Fourth and finally, flour stores fairly well and is a good source of protein and carbs. I have plenty of pasta and rice in my stored preps. But how much of those foods can you eat in a month? Home-baked bread makes a nice addition to meals prepared from stored food.

There are a million bread recipes online and in books. Some are very complex and require a lot of time, effort, and skill. I don’t have any of those things. So I chose the simplest no-kneading-needed bread recipe I could find. The only ingredients are flour, water, yeast, and salt. I started with this recipe: Amazing Artisan Bread for 40 Cents a Loaf – No Kneading, No Fussing, No Kidding, then I adapted it to make it even easier. [This recipe was updated on 9 Oct 2013, based on my experience baking no-knead bread since first publication.]

The recipe claimed to make 4 loaves. I halved the recipe, adjusted the ratio of water to flour, and used a non-stick bread pan, instead of a baking stone with parchment paper. I ended up with one ordinary-sized loaf, not 2 loaves. The recipe takes 4 hours to make, from start to out-of-oven finish.

1-3/4 cups water
2 teaspoons active dry yeast
2 teaspoons salt
3 cups organic white enriched unbleached wheat flour

I chose organic flour (Arrowhead Mills) because it has no barley malt or other ingredients. You can use any white flour you like. A high protein flour gives you a better structure to the bread, and of course more protein. One loaf of bread, from 3 cups of white “all-purpose” flour, gives you about 39 grams of protein.

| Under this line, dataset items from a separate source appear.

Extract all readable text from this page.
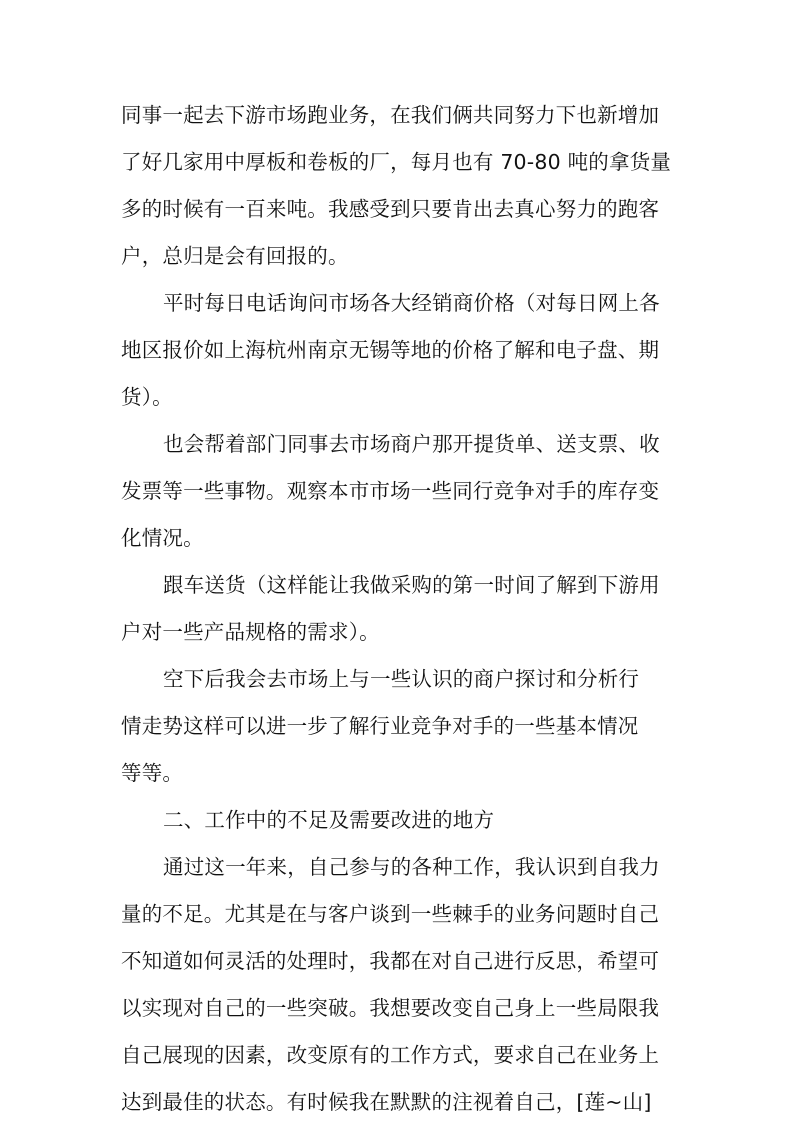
同事一起去下游市场跑业务，在我们俩共同努力下也新增加
了好几家用中厚板和卷板的厂，每月也有 70-80 吨的拿货量
多的时候有一百来吨。我感受到只要肯出去真心努力的跑客
户，总归是会有回报的。
平时每日电话询问市场各大经销商价格（对每日网上各
地区报价如上海杭州南京无锡等地的价格了解和电子盘、期
货）。
也会帮着部门同事去市场商户那开提货单、送支票、收
发票等一些事物。观察本市市场一些同行竞争对手的库存变
化情况。
跟车送货（这样能让我做采购的第一时间了解到下游用
户对一些产品规格的需求）。
空下后我会去市场上与一些认识的商户探讨和分析行
情走势这样可以进一步了解行业竞争对手的一些基本情况
等等。
二、工作中的不足及需要改进的地方
通过这一年来，自己参与的各种工作，我认识到自我力
量的不足。尤其是在与客户谈到一些棘手的业务问题时自己
不知道如何灵活的处理时，我都在对自己进行反思，希望可
以实现对自己的一些突破。我想要改变自己身上一些局限我
自己展现的因素，改变原有的工作方式，要求自己在业务上
达到最佳的状态。有时候我在默默的注视着自己，[莲~山]
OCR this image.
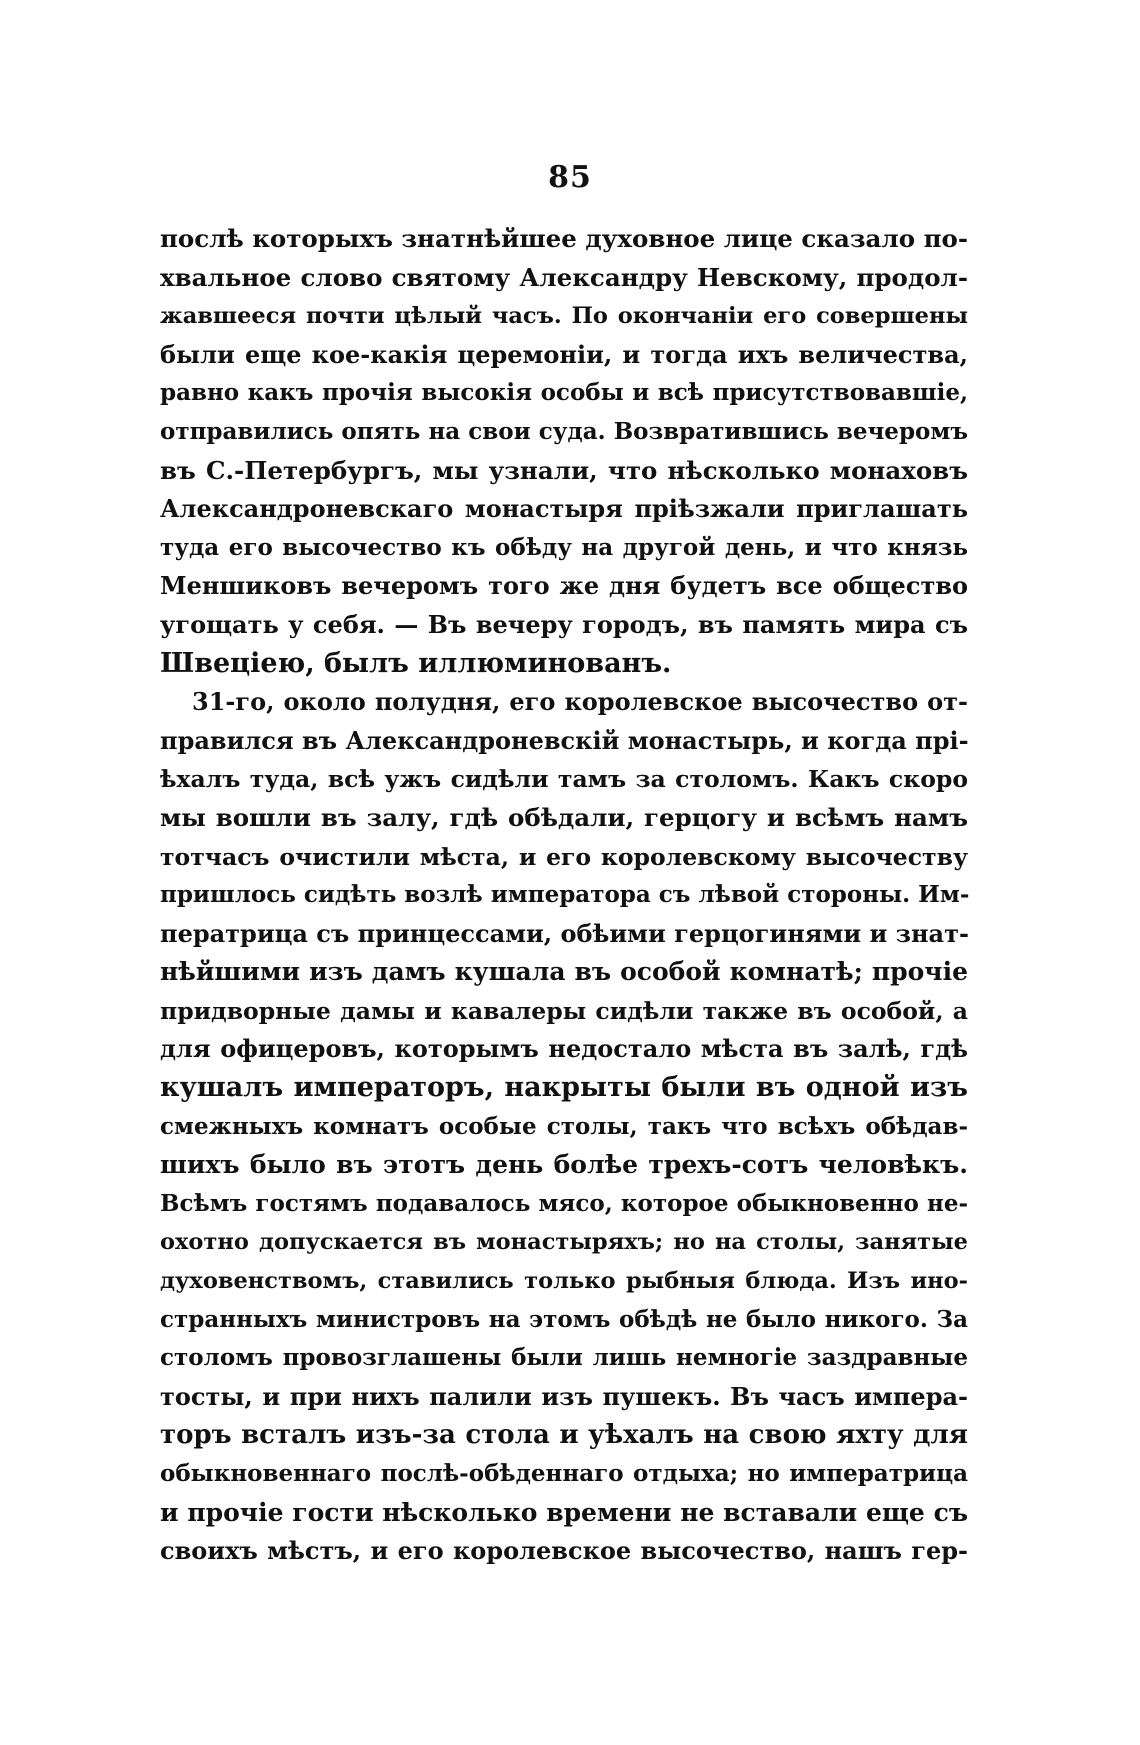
85
послѣ которыхъ знатнѣйшее духовное лице сказало по-
хвальное слово святому Александру Невскому, продол-
жавшееся почти цѣлый часъ. По окончаніи его совершены
были еще кое-какія церемоніи, и тогда ихъ величества,
равно какъ прочія высокія особы и всѣ присутствовавшіе,
отправились опять на свои суда. Возвратившись вечеромъ
въ С.-Петербургъ, мы узнали, что нѣсколько монаховъ
Александроневскаго монастыря пріѣзжали приглашать
туда его высочество къ обѣду на другой день, и что князь
Меншиковъ вечеромъ того же дня будетъ все общество
угощать у себя. — Въ вечеру городъ, въ память мира съ
Швеціею, былъ иллюминованъ.
31-го, около полудня, его королевское высочество от-
правился въ Александроневскій монастырь, и когда прі-
ѣхалъ туда, всѣ ужъ сидѣли тамъ за столомъ. Какъ скоро
мы вошли въ залу, гдѣ обѣдали, герцогу и всѣмъ намъ
тотчасъ очистили мѣста, и его королевскому высочеству
пришлось сидѣть возлѣ императора съ лѣвой стороны. Им-
ператрица съ принцессами, обѣими герцогинями и знат-
нѣйшими изъ дамъ кушала въ особой комнатѣ; прочіе
придворные дамы и кавалеры сидѣли также въ особой, а
для офицеровъ, которымъ недостало мѣста въ залѣ, гдѣ
кушалъ императоръ, накрыты были въ одной изъ
смежныхъ комнатъ особые столы, такъ что всѣхъ обѣдав-
шихъ было въ этотъ день болѣе трехъ-сотъ человѣкъ.
Всѣмъ гостямъ подавалось мясо, которое обыкновенно не-
охотно допускается въ монастыряхъ; но на столы, занятые
духовенствомъ, ставились только рыбныя блюда. Изъ ино-
странныхъ министровъ на этомъ обѣдѣ не было никого. За
столомъ провозглашены были лишь немногіе заздравные
тосты, и при нихъ палили изъ пушекъ. Въ часъ импера-
торъ всталъ изъ-за стола и уѣхалъ на свою яхту для
обыкновеннаго послѣ-обѣденнаго отдыха; но императрица
и прочіе гости нѣсколько времени не вставали еще съ
своихъ мѣстъ, и его королевское высочество, нашъ гер-
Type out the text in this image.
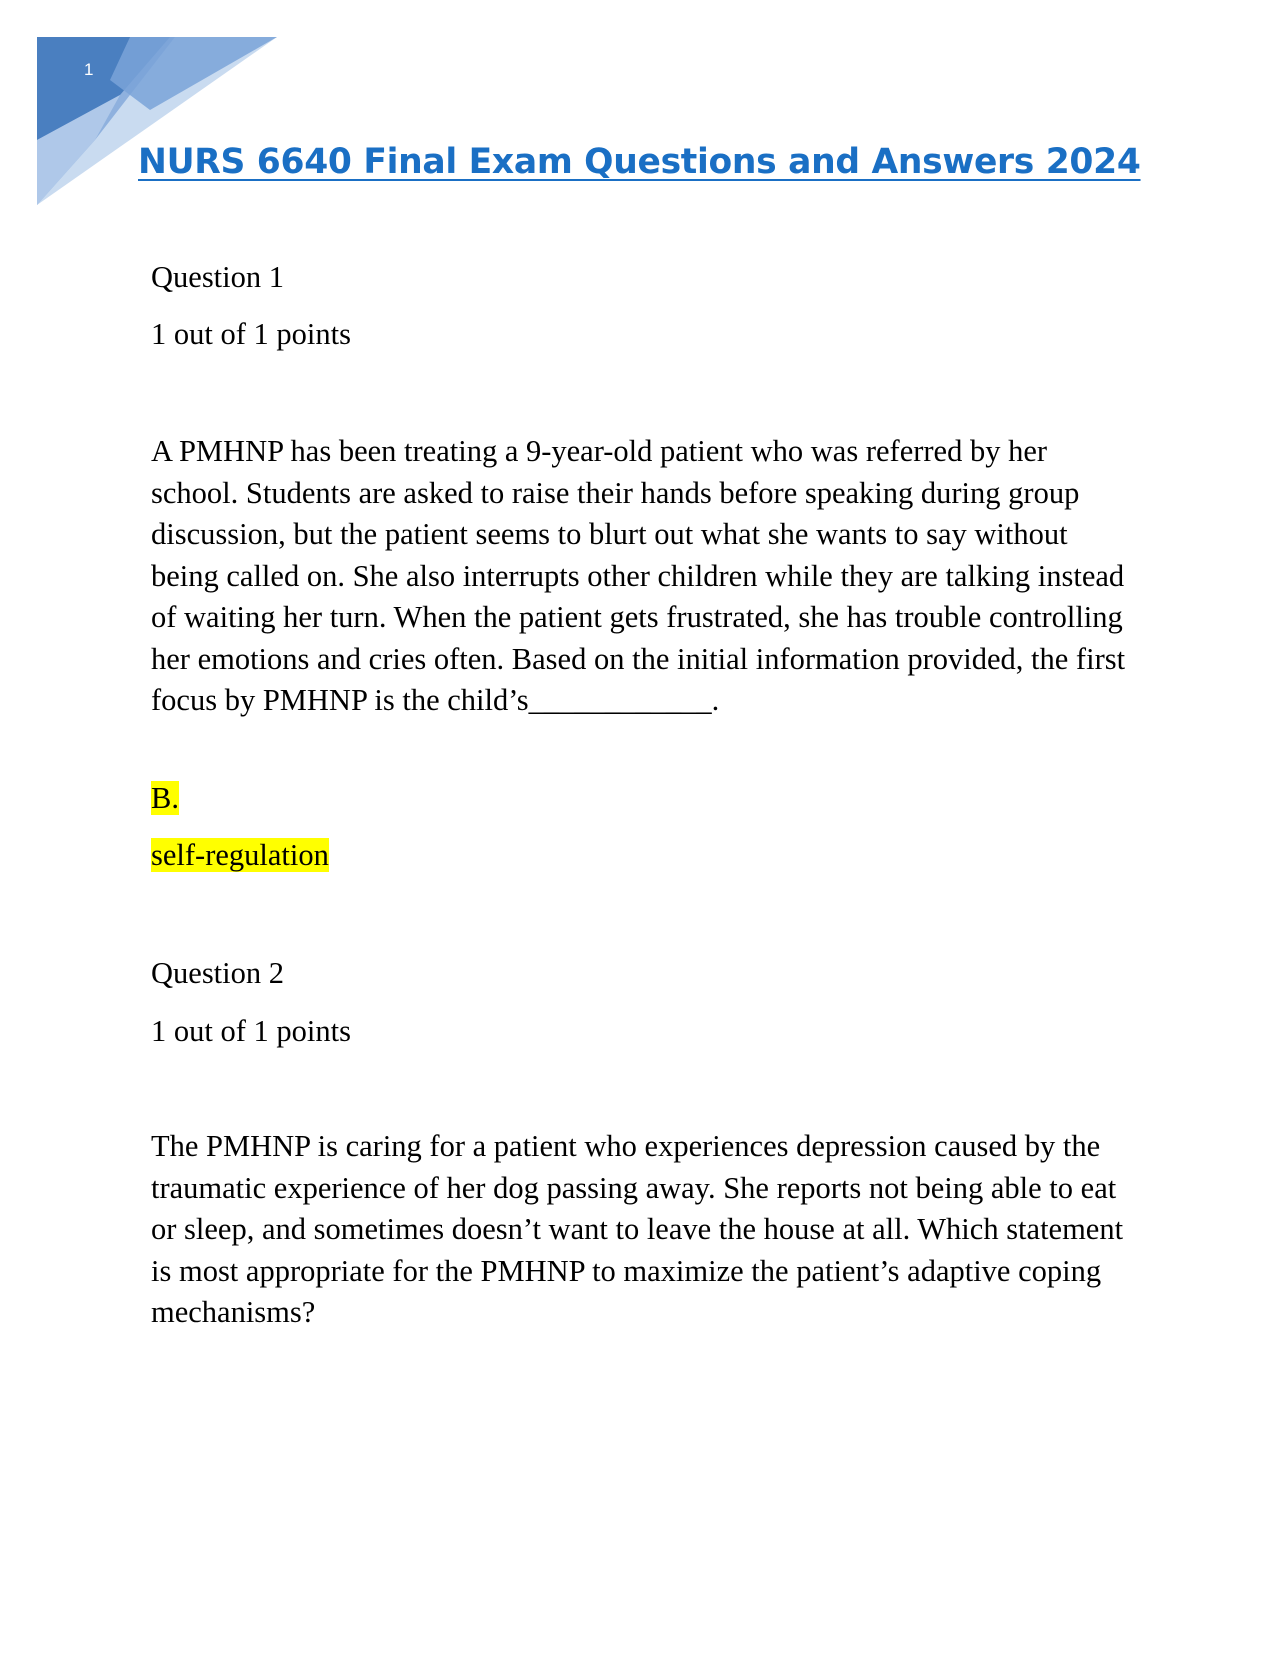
1
NURS 6640 Final Exam Questions and Answers 2024

Question 1

1 out of 1 points

A PMHNP has been treating a 9-year-old patient who was referred by her school. Students are asked to raise their hands before speaking during group discussion, but the patient seems to blurt out what she wants to say without being called on. She also interrupts other children while they are talking instead of waiting her turn. When the patient gets frustrated, she has trouble controlling her emotions and cries often. Based on the initial information provided, the first focus by PMHNP is the child’s____________.

B.

self-regulation

Question 2

1 out of 1 points

The PMHNP is caring for a patient who experiences depression caused by the traumatic experience of her dog passing away. She reports not being able to eat or sleep, and sometimes doesn’t want to leave the house at all. Which statement is most appropriate for the PMHNP to maximize the patient’s adaptive coping mechanisms?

The same recipe using white “bread” flour, gives you 49 grams of protein. (The high protein flour I use is made from hard red winter wheat, and 3 cups has about 60 grams of protein.)

Combine the water, yeast, and salt in a large glass bowl. This is the bowl that the dough will rise in, so it needs to be triple the volume of the initial ingredients. I used bottled water, heated in a microwave to about 110 to 125 degrees F, so that the yeast will grow quicker.

Now add only 2 cups of the flour. Stir the ingredients until you get a loose dough, too wet to knead, but not loose enough to pour like soup. Let the dough rest at room temperature. It should rise to double its starting volume (or more) in 1 hour.

Next, stir in 1 additional cup of flour. Allow to rise for 1 additional hour. I cover the glass bowl with plastic wrap, and I spray the wrap with Pam cooking oil so that the dough does not stick to the wrap.

After it rises, fold the dough into a non-stick bread pan. Cover with oiled plastic wrap and let rise for 1 additional hour. (So that is 3 hours of rising, total.)

Preheat oven to 425 degrees F. When the dough is ready, place the bread pan in the oven and bake for about 35 minutes. The crust should be golden brown. Allow to cool thoroughly before cutting.

Good luck! It may take a few tries and a little adjustment in the baking time or proportion of water to flour before you get a loaf that is too your liking. If the bread is too doughy, use less water or cook for a little longer.